Example of hole transfer in \(He_2^+\)
Both the cDFT calculation and extraction of the coupling element calculation are demonstrated for the simple \(He_2^+\) system.
from ase import Atoms
from gpaw import GPAW, FermiDirac, Davidson, Mixer
from gpaw.cdft.cdft import CDFT
from gpaw.cdft.cdft_coupling import CouplingParameters
# Set up the system
distance = 2.5
sys = Atoms('He2', positions=([0., 0., 0.], [0., 0., distance]))
sys.center(3)
sys.set_pbc(False)
sys.set_initial_magnetic_moments([0.5, 0.5])

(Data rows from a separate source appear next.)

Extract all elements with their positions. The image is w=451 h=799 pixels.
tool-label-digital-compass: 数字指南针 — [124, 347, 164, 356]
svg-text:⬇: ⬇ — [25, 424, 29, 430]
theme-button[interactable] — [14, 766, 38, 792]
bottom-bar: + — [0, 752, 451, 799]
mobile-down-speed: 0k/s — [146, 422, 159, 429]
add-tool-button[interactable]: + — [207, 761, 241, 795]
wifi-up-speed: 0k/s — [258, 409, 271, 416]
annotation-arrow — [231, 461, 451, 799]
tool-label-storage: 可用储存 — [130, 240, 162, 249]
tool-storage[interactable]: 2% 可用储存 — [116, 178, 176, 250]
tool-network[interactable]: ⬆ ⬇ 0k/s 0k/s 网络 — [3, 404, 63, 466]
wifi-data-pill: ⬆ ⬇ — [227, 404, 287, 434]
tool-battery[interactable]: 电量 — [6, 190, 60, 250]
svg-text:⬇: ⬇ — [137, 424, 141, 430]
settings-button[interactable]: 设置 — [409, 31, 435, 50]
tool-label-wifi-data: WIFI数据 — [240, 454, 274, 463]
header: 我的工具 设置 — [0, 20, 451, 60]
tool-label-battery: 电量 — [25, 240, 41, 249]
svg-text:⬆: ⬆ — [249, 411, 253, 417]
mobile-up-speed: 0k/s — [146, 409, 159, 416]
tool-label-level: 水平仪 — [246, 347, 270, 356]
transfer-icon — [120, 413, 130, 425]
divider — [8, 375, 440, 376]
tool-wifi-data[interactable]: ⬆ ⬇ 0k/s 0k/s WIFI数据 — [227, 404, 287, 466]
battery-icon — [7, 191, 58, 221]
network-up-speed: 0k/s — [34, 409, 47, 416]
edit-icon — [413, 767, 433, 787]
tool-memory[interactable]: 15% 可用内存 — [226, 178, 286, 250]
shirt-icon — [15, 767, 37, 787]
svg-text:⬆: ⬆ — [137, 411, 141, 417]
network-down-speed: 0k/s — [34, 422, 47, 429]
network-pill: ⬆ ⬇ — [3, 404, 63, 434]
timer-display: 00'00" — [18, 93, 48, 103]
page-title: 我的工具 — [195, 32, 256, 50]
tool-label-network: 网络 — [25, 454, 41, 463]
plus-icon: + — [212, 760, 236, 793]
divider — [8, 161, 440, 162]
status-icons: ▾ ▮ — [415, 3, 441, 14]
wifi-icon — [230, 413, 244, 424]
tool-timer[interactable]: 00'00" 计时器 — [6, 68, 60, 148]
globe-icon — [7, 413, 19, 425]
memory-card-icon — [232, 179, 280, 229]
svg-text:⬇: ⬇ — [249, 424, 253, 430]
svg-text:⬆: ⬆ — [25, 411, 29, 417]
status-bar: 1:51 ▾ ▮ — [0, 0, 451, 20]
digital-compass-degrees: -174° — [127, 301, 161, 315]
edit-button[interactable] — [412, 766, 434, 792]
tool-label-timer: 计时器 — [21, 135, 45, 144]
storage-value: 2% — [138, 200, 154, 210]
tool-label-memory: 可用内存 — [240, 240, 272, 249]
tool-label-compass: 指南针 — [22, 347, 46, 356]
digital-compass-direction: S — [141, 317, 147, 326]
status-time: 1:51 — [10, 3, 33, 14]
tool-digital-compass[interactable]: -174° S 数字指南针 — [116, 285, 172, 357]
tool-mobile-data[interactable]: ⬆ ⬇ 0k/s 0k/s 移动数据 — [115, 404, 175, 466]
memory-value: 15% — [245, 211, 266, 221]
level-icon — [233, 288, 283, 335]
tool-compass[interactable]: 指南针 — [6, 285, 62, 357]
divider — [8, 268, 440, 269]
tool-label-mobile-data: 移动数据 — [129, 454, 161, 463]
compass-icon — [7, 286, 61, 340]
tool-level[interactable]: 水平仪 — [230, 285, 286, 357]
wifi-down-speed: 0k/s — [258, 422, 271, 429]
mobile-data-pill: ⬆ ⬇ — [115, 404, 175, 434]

# Calculator for the initial state
calc_a = GPAW(
h=0.2,
mode='fd',
basis='dzp',
charge=1,
xc='PBE',
symmetry='off',
occupations=FermiDirac(0., fixmagmom=True),
eigensolver=Davidson(3),
spinpol=True, # only spin-polarized calculations are supported
nbands=4,
mixer=Mixer(beta=0.25, nmaxold=3, weight=100.0),
txt=f'He2+_initial_{distance:3.2f}.txt',
convergence={
'eigenstates': 1.0e-4,
'density': 1.0e-1,
'energy': 1e-1,
'bands': 4})
# Set initial state cdft
cdft_a = CDFT(
calc=calc_a,
atoms=sys,
charge_regions=[[0]], # choose atom 0 as the constrained region
charges=[1], # constrain +1 charge
charge_coefs=[2.7], # initial guess for Vc
method='L-BFGS-B', # Vc optimization method
txt=f'He2+_initial_{distance:3.2f}.cdft', # cDFT output file
minimizer_options={'gtol': 0.01}) # tolerance for cdft
# Get cdft energy
sys.calc = cdft_a
sys.get_potential_energy()
# the same for the final state
calc_b = GPAW(h=0.2,
mode='fd',
basis='dzp',
charge=1,
xc='PBE',
symmetry='off',
occupations=FermiDirac(0., fixmagmom=True),
eigensolver=Davidson(3),
spinpol=True,
nbands=4,
mixer=Mixer(beta=0.25, nmaxold=3, weight=100.0),
txt=f'He2+_final_{distance:3.2f}.txt',
convergence={
'eigenstates': 1.0e-4,
'density': 1.0e-1,
'energy': 1e-1,
'bands': 4})
cdft_b = CDFT(
calc=calc_b,
atoms=sys,
charge_regions=[[1]], # choose atom 1
charges=[1], # constrained charge +1
charge_coefs=[2.7],
method='L-BFGS-B',
txt=f'He2+_final_{distance:3.2f}.cdft',
minimizer_options={'gtol': 0.01})
sys.calc = cdft_b
sys.get_potential_energy()
# Now for the coupling parameter
coupling = CouplingParameters(cdft_a, cdft_b, AE=False) # use pseudo orbitals
H12 = coupling.get_coupling_term() # use original cDFT method
The most important cDFT results are found in the .cdft files. For instance, the errors, iterations, and cDFT parameters are shown. Also, the energy can be found in this file. The most relevant energy is the Final cDFT Energy (not the free energy).